Page:Soulié - Les Mémoires du Diable, 1858, tome I.djvu/66

Le texte de cette page a été corrigé et est conforme au fac-similé.

— Oh ! je vous en supplie, au nom du ciel, n’en parlez à personne !

— En vérité, ce n’est pas de madame Dilois que j’ai à m’occuper à vos côtés, et n’ai-je pas quelques droits de m’étonner de vos refus à me recevoir après… ?

Une rougeur pourpre remplaça la pâleur de madame du Val.

— Armand, lui dit-elle, je mourrai bientôt… je l’espère… oh ! oui, je l’espère… Alors, vous saurez tout.

Lucy avait un air si pénétré de cette affreuse espérance, qu’elle toucha Luizzi. Elle continua :

— Ne me revoyez jamais !

— Cependant…

— À genoux, c’est à genoux que je vous le demande.

Et cet égarement que Luizzi avait déjà vu dans le regard de la marquise semblait prêt à éclater encore. Il répondit :

— Eh bien ! je vous le promets.

— Promettez-moi aussi, reprit-elle avec plus de calme, de ne parler jamais de madame Dilois.

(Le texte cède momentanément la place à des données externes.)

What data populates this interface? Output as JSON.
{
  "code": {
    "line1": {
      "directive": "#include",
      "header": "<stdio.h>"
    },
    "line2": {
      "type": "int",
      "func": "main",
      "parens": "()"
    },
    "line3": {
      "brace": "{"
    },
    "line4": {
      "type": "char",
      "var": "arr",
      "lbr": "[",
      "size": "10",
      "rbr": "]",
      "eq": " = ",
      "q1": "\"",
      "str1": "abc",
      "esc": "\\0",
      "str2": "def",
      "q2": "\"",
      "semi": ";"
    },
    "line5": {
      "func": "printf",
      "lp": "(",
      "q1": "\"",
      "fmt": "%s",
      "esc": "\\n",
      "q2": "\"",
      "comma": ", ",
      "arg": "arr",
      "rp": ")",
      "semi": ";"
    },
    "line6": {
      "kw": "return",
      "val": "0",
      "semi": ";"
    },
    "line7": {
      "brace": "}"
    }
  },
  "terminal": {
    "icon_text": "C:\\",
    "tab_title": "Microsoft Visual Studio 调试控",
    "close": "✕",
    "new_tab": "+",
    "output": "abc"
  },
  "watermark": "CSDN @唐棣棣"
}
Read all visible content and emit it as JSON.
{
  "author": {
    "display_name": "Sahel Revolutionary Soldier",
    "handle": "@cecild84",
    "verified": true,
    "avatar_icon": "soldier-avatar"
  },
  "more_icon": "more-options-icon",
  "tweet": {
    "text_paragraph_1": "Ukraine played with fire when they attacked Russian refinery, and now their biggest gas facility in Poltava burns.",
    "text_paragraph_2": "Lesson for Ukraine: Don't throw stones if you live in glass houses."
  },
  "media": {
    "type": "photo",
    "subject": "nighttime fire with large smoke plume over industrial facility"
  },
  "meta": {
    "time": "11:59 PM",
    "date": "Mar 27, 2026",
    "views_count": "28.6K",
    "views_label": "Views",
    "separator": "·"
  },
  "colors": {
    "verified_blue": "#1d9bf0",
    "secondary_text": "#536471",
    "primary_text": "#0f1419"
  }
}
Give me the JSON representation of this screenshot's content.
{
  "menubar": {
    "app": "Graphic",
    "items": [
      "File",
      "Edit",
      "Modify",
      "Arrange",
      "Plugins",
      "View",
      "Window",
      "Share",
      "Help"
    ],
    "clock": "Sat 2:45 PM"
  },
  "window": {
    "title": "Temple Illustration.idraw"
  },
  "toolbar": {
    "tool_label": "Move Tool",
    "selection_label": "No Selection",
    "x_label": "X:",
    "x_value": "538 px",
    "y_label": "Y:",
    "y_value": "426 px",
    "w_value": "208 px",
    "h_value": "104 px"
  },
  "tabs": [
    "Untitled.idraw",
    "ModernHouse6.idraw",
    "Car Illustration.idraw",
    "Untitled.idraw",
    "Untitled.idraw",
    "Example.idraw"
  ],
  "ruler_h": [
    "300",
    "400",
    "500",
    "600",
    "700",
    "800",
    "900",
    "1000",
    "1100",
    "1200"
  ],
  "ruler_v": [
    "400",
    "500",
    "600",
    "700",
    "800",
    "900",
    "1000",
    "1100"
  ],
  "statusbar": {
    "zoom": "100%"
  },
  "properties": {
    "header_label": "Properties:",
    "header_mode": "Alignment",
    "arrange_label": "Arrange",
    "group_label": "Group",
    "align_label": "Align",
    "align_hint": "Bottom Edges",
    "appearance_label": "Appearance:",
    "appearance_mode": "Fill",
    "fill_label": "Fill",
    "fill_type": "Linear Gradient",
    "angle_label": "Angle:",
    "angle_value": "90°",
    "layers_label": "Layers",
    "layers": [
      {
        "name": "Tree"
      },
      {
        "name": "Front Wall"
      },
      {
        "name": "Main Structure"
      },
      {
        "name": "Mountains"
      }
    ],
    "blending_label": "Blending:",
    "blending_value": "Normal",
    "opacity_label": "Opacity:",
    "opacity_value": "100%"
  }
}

Luizzi se crut assez fort pour arrêter la confidence faite à Barnet, et il le promit de même. Un moment après, Lucy se retira au milieu des saluts profonds de tous les hommes. À la porte du salon où ils se pressaient, ils lui ouvrirent un passage comme à une noble et sainte personne à qui l’on ne pouvait trop montrer combien on avait de respect pour elle. Luizzi demeura tout pensif. Quelques jeunes gens causaient à côté de lui, tout bas et riant beaucoup de ce qu’ils disaient. En ce moment la maîtresse de la maison s’approcha du baron et l’appela par son nom.

— Eh pardieu ! dit l’un de ses voisins, voici le héros de l’aventure Dilois.

Luizzi ne douta plus que ce qu’il avait dit à Barnet ne fût déjà le sujet de toutes les conversations, et, par un sentiment tout nouveau, il éprouva un vif remords de ce qu’il avait fait ; puis il se mit à écouter ce qui se disait près de lui, en feignant d’être très-attentif à toute autre chose.

— Ma foi ! il a été bien niais, disait l’un, et, à sa place, je n’en serais pas sorti sans avoir prouvé à la petite femme qu’on ne se moque pas ainsi d’un honnête homme.

— Ce Charles me paraît le plus heureux de tous, car la petite marchande est ravissante.